Every stat is a row of clipped columns, each holding a 0–9 reel. To show a digit you slide its reel up by that many ems. rollTo only rebuilds the DOM when the shape of the value changes (say 27 s3:15); otherwise the existing reels animate straight from the old value to the new one, which is what makes the brew-card numbers spin when you switch methods:

function rollTo(el, str, animate) {
  const mask = str.replace(/[0-9]/g, '#');
  if (el._mask !== mask) buildOdometer(el, str);  // shape changed → rebuild reels
  let ci = 0;
  for (const ch of str)
    if (ch >= '0' && ch <= '9')
      cols[ci++].firstChild.style.transform = `translateY(-${+ch}em)`;
}

The interactive patterns

Four components carry the page.
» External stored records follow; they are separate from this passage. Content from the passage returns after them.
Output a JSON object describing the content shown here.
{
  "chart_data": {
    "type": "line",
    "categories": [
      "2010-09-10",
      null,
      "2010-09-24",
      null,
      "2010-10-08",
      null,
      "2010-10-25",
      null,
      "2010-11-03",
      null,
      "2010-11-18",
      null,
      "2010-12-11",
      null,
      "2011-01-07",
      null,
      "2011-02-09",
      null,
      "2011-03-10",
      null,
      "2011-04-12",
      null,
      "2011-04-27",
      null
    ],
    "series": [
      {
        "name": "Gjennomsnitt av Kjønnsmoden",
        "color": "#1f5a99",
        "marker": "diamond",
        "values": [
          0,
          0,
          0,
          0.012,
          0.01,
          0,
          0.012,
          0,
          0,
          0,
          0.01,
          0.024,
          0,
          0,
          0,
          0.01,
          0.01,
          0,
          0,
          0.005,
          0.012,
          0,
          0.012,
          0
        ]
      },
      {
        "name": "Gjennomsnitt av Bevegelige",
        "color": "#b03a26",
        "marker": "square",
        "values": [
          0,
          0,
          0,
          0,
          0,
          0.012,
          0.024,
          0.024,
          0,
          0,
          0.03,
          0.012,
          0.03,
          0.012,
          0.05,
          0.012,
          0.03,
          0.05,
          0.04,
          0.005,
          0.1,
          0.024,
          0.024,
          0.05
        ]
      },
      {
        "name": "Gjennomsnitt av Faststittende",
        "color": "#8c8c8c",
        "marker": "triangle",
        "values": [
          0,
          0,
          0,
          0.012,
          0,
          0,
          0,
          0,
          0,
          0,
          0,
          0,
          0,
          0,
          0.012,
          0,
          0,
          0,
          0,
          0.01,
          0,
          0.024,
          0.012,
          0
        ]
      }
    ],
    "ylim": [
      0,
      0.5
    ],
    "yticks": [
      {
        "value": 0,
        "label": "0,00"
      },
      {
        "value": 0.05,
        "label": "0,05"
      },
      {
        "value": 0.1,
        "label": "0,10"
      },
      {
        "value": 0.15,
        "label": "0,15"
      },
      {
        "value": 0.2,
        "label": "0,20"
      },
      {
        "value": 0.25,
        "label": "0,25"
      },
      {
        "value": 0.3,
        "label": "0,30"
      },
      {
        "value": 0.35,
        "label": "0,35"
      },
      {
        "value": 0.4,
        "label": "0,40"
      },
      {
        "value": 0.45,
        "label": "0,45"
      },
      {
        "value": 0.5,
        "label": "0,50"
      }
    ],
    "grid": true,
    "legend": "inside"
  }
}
Each is a real, keyboard-accessible control — not a picture of one — and each is grounded in a pattern that ships in production software.

Segmented control

A genuine role="tablist" with a sliding thumb positioned by offsetLeft/ offsetWidth, roving tabindex, and arrow / Home / End keys. Grounded in the inline pricing pills of Webflow and the tabs-wired-to-a-panel pattern from 1Password — a filled active segment that swaps the content below it immediately.

Numbered stepper

Six <button> rows with aria-current, a sticky image panel, and a thin auto-advance bar that pauses on hover, focus, reduced-motion, or when scrolled offscreen. Grounded in the numbered walkthrough steppers of Sequence and the list-left / art-right layout of Mural.

Tier cards

Three flat machine cards separated by hairlines rather than boxes, one CTA each, with a single copper "MOST BUILT" flag on the middle card. Grounded in the dark, flat, hairline-divided product cards of Grok and the single-CTA tier ladder of Claude's pricing.

Details that matter

A dial, a reel of digits, and a line down the edge of the page — the whole site is one instrument reading itself out.